For dessert, a parfait of mango (£8.50) came with buttermilk and ogbono seeds (the dried seed of the mango tree, used as a thickener). This was quite refreshing, the acidity of the mango working nicely with the slight sourness of the buttermilk (14/20). Even the coffee was from West Africa, a cafetiere of Cameroon coffee, which was mild and enjoyable.

Service was charming, with a waiter from Normandy as well as that rarest of creatures, an English waitress. The staff seemed genuinely enthusiastic about the unusual menu and were very helpful in explaining the esoteric ingredients. The bill came to £92 per head with a couple of glasses of wine each. If you had three courses and coffee and shared a modest bottle of wine then a typical cost per head might come to around £85, though of course you could also opt for the cheap lunch menu, which today included the excellent jollof rice.
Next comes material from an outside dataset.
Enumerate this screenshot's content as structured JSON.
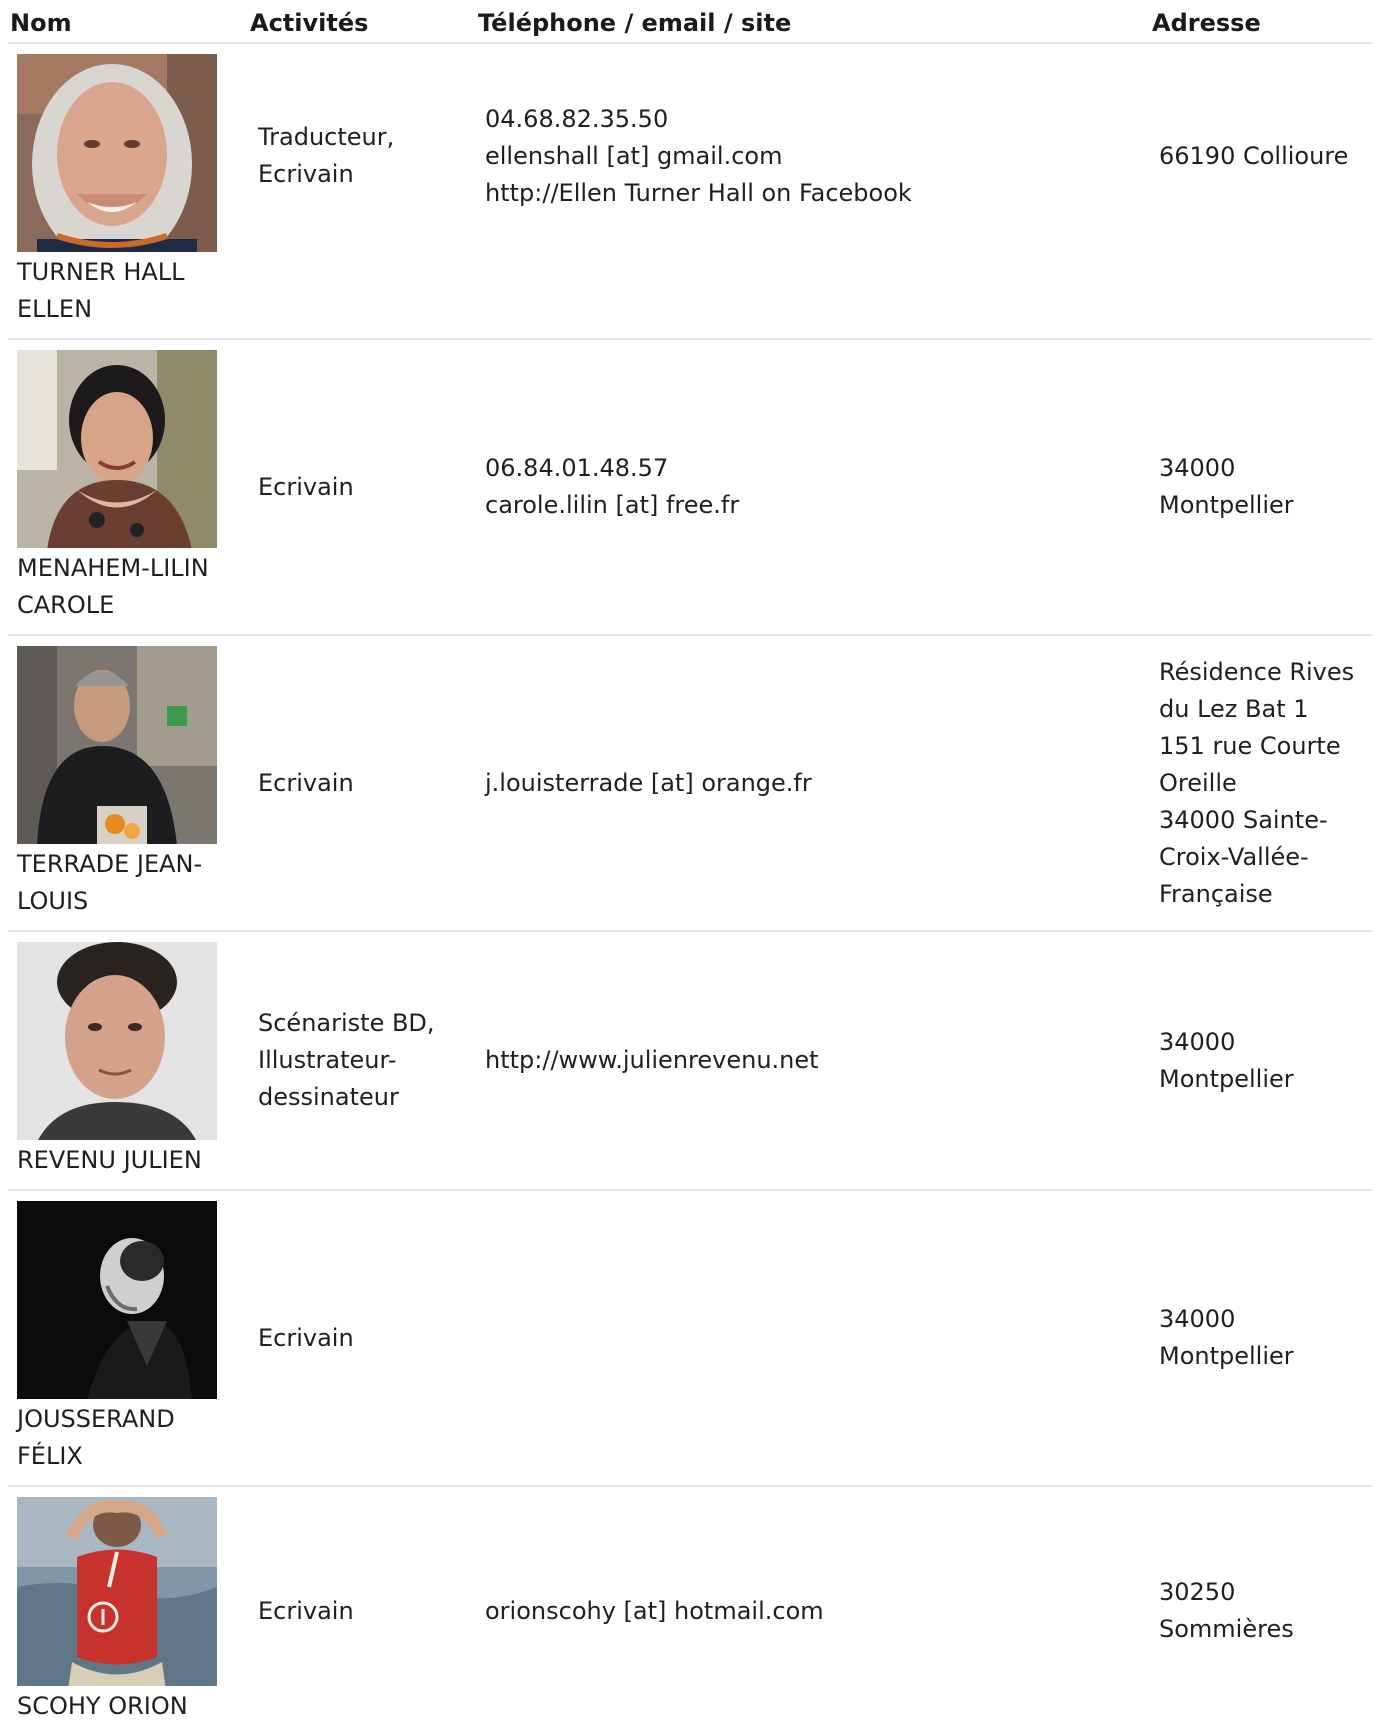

This is not cheap by any stretch of the imagination, though the kitchen is using expensive ingredients such as scallops and turbot, has quite a large kitchen team for the number of covers, and doubtless the rent here, just off Jermyn Street, is far from low. I hope it prospers, because as well as the unusually engaged and pleasant staff, the cooking is interesting, ambitious and capable. London is a melting pot culturally, so this fusion of west African influences with more familiar ingredients seems entirely appropriate, and is very original. If you want an unusual but enjoyable meal in central London then you could do a great deal worse than this.